2007 (com título fazendo referência ao ano em que foi gravado) sai agora nas plataformas digitais, no ano em que a banda completa duas décadas. E vai marcar a volta do grupo, que já fez uma live de lançamento em novembro e faz show no Audio Rebel (Botafogo) dia 19 de janeiro, em noite dividida com Badke (vocal e guitarra do Carbona, em carreira solo).
Batemos um papo com a banda sobre a redescoberta do disco, que você ouve aí embaixo.
O disco sai no ano em que a banda comemora 20 anos. Quais são suas lembranças do começo do grupo? Moravam perto, estudavam juntos?
Guidi: Eu tinha 18 anos em novembro de 2001, quando a banda foi formada. Os outros três integrantes (Paulinho, Chokkito e Victor, o baterista à época) são uns dez anos mais velhos. A lembrança mais forte que tenho do iniciozinho é muito boa: nós quatro criando canções na sala da casa do Paulinho, era um espaço muito agradável, e estes ensaios de criação aconteciam muitas vezes no fim da tarde, era delicioso. O primeiro CD foi todo feito com estas composições, que tinham um clima bem delicado.

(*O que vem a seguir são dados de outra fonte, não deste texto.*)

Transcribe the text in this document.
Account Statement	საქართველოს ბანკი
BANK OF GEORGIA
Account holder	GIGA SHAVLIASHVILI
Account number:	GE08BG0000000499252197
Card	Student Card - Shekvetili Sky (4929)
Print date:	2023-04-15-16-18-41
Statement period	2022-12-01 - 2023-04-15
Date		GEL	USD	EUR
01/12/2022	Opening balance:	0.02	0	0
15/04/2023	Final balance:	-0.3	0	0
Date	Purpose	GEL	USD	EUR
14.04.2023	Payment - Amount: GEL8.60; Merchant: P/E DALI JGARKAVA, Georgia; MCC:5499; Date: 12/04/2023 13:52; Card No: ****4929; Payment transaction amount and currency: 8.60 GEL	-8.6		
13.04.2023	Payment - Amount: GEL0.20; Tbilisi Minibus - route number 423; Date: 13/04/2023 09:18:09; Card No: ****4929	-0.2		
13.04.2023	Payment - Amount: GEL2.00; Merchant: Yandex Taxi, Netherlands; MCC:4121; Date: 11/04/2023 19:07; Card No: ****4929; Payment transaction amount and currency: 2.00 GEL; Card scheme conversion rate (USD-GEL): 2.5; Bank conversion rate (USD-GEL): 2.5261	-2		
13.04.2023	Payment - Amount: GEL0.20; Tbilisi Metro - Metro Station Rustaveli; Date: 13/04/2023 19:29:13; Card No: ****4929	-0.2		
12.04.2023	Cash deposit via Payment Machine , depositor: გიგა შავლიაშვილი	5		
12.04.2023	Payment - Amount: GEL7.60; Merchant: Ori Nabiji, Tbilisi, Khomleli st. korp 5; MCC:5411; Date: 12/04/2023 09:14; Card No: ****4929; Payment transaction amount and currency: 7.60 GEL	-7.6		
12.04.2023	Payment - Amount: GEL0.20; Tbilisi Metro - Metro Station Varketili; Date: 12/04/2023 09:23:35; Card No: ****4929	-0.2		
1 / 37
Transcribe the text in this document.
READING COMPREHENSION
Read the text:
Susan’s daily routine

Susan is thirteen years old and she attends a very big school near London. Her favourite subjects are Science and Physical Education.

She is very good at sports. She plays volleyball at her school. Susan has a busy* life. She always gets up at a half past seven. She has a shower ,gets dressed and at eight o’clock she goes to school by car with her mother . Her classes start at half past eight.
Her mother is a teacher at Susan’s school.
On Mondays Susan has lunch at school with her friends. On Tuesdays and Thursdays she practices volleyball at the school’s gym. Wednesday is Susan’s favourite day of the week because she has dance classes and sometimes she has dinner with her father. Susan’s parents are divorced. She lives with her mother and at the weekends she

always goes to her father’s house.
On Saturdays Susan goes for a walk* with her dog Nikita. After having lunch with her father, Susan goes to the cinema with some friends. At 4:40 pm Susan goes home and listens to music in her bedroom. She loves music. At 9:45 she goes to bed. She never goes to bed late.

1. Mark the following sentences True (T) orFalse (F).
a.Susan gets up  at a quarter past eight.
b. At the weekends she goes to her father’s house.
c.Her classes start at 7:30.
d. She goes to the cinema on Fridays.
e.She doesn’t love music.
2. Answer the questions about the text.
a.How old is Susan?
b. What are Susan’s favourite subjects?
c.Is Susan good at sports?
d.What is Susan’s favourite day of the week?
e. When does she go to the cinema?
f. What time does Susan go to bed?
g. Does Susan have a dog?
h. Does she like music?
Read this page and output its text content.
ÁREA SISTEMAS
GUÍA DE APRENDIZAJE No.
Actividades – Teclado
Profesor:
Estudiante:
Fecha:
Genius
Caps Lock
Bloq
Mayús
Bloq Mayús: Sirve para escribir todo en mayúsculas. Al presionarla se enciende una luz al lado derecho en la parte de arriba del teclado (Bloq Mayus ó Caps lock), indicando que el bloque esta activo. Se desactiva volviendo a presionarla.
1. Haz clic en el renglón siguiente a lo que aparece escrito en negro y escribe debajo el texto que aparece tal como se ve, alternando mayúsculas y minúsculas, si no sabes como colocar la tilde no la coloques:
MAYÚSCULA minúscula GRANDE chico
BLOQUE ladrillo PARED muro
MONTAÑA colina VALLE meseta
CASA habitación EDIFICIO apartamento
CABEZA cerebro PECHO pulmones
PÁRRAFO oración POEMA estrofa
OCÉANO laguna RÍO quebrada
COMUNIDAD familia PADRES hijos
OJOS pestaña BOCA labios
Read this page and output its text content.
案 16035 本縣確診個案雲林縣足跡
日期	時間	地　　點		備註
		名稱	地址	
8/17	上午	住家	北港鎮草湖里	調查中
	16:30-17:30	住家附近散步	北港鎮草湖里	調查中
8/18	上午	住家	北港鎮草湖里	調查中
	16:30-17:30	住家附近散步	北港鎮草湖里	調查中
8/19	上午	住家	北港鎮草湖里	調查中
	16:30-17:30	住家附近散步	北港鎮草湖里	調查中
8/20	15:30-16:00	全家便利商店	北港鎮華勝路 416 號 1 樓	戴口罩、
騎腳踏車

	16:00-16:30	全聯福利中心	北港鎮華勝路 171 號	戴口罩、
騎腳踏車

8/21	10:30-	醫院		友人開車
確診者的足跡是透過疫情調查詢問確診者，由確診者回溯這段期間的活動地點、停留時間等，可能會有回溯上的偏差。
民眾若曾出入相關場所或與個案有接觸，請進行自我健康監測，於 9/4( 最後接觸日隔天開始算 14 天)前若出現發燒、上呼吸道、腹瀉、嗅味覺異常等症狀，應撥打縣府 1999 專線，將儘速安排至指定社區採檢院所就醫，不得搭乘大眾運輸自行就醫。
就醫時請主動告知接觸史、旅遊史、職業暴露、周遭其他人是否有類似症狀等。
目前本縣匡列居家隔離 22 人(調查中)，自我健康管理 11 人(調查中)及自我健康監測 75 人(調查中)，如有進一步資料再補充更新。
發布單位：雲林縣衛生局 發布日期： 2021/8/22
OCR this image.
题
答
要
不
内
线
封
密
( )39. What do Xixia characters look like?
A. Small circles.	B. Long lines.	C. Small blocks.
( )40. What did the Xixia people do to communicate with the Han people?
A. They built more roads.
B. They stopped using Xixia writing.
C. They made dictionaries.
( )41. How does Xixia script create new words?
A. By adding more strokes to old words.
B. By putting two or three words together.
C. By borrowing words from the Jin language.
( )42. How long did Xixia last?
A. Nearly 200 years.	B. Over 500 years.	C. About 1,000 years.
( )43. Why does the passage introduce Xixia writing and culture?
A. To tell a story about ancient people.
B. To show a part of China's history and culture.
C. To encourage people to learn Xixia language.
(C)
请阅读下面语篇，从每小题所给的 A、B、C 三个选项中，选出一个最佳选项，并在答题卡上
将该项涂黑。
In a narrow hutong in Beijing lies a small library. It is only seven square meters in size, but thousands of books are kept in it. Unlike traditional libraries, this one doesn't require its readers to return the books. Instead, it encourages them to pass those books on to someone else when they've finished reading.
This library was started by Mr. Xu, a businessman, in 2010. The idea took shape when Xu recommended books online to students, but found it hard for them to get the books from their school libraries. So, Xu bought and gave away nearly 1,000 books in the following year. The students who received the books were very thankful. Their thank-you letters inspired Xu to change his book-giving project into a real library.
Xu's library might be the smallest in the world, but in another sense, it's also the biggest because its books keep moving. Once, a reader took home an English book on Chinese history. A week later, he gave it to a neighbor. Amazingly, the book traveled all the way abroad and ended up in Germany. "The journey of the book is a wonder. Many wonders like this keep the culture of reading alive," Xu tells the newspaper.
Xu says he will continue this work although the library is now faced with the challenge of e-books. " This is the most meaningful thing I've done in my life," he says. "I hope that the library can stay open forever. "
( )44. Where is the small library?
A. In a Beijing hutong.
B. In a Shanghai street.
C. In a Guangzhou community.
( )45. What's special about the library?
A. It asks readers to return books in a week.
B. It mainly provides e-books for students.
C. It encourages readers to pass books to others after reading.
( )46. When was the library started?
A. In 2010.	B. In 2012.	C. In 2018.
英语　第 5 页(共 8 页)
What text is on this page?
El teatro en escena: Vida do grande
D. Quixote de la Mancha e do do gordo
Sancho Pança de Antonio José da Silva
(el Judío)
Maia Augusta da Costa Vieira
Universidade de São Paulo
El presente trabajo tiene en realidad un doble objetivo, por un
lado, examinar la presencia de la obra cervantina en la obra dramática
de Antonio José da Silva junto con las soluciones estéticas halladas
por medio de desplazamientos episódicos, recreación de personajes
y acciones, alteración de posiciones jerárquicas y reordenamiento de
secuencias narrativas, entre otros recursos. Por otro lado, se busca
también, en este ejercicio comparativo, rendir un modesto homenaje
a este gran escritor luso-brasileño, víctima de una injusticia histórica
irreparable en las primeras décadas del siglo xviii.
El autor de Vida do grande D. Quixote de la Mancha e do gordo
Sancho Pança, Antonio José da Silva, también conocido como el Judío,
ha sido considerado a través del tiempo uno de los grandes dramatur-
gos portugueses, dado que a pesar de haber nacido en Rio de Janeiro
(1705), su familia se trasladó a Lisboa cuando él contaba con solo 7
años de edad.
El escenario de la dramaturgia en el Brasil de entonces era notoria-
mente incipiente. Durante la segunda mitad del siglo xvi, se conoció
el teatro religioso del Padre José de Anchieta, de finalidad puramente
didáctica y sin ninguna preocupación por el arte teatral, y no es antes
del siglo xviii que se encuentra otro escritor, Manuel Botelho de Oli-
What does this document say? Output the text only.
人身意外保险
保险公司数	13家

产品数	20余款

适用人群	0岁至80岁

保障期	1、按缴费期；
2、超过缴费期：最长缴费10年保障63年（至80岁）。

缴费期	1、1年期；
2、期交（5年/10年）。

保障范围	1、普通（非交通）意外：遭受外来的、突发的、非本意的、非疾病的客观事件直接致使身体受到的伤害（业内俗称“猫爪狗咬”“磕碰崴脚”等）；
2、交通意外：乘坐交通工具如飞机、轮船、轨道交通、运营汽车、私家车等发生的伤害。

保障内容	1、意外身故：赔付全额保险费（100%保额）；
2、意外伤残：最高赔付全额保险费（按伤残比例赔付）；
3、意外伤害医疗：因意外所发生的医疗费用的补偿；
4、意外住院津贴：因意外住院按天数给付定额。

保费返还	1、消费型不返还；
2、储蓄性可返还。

Eu morava na Barra da Tijuca, mas a banda toda era de Copacabana/Leme. Eu e Paulinho namorávamos, então eu estava sempre na casa dele. Chokkito e Paulinho tocavam juntos na banda Oh! Valerie, e Victor tinha sido baterista dessa mesma banda. Miguel (guitarrista), que entrou um ano depois, também tocava no Oh! Valerie e também era de Copacabana.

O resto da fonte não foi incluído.